The next logical step is to compare these destinations to the places that the rest of us call home. It’s daunting to look at a struggling community and think it has a chance against the more concentrated urban homes of state funded research institutions. Mustering up the gumption to embark on implementing a change in policy can quickly lead to second thoughts. It doesn’t take long for nay sayers to provide a litany of reasons why a departure from the norm will only lead to ruin. After all, how is the lonely community located on a sleepy state route going to attract the same level of investment to barren cornfields? 

It’s time for communities to find a solution, not just mask the symptoms of what ails them. This is easier said than done, because this requires a vision with the support of local government, policy makers, and the private sector. Simply agreeing with the idea doesn’t necessitate action. Finding a solution however is contrary to the world we inhabit, it will take more than a Google search and three day conference to turn around decades of disinvestment. Building the environment from which authentic community will take root will involve adapting proven concepts to new communities. The successful approach will involve making a great place for residents as opposed to phantom hoards of tourists. The task at hand is to build upon the intrinsic wealth derived from calling a community home, the aspects that are intangible and can’t be easily pre-packaged and trucked away. 

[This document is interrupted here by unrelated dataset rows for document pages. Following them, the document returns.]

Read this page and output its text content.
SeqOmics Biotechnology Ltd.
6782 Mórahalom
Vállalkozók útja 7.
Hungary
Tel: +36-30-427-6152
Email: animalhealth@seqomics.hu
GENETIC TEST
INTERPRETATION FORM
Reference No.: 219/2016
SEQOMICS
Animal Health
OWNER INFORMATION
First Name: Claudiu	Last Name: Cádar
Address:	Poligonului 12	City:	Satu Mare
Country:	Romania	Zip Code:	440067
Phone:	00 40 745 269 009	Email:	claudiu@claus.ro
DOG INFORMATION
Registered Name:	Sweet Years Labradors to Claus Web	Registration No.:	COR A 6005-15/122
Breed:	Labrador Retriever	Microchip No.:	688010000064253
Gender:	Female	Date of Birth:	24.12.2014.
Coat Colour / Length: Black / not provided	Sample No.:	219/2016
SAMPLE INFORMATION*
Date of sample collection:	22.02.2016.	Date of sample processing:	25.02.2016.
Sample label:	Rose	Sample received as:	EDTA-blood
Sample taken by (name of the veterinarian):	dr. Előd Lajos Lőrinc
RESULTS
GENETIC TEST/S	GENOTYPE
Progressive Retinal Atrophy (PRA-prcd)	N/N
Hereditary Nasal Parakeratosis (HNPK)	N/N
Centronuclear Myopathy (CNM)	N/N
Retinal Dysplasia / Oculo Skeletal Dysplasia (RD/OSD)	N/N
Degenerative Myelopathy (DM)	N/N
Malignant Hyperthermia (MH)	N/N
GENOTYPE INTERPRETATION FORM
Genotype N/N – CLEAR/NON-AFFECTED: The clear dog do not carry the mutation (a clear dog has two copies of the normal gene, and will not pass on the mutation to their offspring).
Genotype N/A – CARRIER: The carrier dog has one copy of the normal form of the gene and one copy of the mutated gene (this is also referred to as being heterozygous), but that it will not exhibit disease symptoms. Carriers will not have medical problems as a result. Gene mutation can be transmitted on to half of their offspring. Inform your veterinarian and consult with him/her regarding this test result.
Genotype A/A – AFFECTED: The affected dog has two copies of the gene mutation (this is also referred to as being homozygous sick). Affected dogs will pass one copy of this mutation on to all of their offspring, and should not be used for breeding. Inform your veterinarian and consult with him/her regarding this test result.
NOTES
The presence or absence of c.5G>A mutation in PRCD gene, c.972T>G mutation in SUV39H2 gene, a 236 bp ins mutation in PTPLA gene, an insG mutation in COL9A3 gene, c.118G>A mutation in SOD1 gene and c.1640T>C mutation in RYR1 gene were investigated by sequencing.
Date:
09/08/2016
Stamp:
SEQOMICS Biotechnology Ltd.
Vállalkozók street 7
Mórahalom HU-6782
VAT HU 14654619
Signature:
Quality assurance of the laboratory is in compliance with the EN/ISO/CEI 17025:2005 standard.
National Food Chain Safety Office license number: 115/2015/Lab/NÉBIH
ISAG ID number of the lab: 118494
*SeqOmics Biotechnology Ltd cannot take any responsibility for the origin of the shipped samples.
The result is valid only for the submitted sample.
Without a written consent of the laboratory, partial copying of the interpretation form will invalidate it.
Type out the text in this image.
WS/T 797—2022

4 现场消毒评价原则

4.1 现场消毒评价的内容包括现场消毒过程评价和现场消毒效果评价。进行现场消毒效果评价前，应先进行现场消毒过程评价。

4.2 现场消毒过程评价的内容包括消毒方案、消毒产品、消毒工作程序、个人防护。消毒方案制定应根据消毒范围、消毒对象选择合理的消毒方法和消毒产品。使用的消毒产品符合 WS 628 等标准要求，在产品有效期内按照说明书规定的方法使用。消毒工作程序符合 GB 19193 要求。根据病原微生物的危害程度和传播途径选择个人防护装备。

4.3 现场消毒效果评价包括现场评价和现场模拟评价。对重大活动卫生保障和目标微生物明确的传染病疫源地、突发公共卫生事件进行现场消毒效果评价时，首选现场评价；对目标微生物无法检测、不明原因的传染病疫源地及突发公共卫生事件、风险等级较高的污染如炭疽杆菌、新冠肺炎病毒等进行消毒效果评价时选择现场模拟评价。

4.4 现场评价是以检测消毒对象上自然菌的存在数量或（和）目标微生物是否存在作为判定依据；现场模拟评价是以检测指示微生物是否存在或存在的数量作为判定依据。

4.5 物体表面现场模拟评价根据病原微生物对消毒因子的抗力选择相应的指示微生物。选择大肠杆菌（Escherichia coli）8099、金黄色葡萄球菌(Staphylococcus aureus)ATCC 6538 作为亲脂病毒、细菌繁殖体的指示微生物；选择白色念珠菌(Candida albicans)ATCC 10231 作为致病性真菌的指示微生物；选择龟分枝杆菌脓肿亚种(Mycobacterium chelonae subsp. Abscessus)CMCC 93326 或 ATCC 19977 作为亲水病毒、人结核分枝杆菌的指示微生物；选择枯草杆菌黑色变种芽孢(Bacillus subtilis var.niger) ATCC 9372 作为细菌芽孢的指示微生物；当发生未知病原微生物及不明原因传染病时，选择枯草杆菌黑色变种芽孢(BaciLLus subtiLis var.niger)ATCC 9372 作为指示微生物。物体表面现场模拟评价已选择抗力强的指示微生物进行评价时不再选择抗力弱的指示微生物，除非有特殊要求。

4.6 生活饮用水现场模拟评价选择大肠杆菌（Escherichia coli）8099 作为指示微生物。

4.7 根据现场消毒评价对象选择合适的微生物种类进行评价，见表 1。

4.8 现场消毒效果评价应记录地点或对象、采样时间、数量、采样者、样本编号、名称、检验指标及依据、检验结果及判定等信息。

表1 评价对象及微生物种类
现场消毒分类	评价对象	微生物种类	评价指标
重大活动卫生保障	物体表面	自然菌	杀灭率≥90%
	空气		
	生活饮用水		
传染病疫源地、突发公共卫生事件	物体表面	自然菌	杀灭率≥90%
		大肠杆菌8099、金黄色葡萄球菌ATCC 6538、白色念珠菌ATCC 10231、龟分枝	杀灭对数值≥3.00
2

It’s not up to others to create great places to live, it’s up to us. We (because we’re all in it together right?) have to change policies, innovate, and challenge the traditional. Despite the apparent ease with which collegiate environments connect people, the presence of a higher ed institution is not a prerequisite for bringing people together, to build better spaces for human beings, or to foster entrepreneurialism and innovation. Focus on building the foundation, not it’s derivatives.  Good outcomes will come from smart investments. Finding answers won’t be easy, it will involve grasping at straws until we find something to hold on to.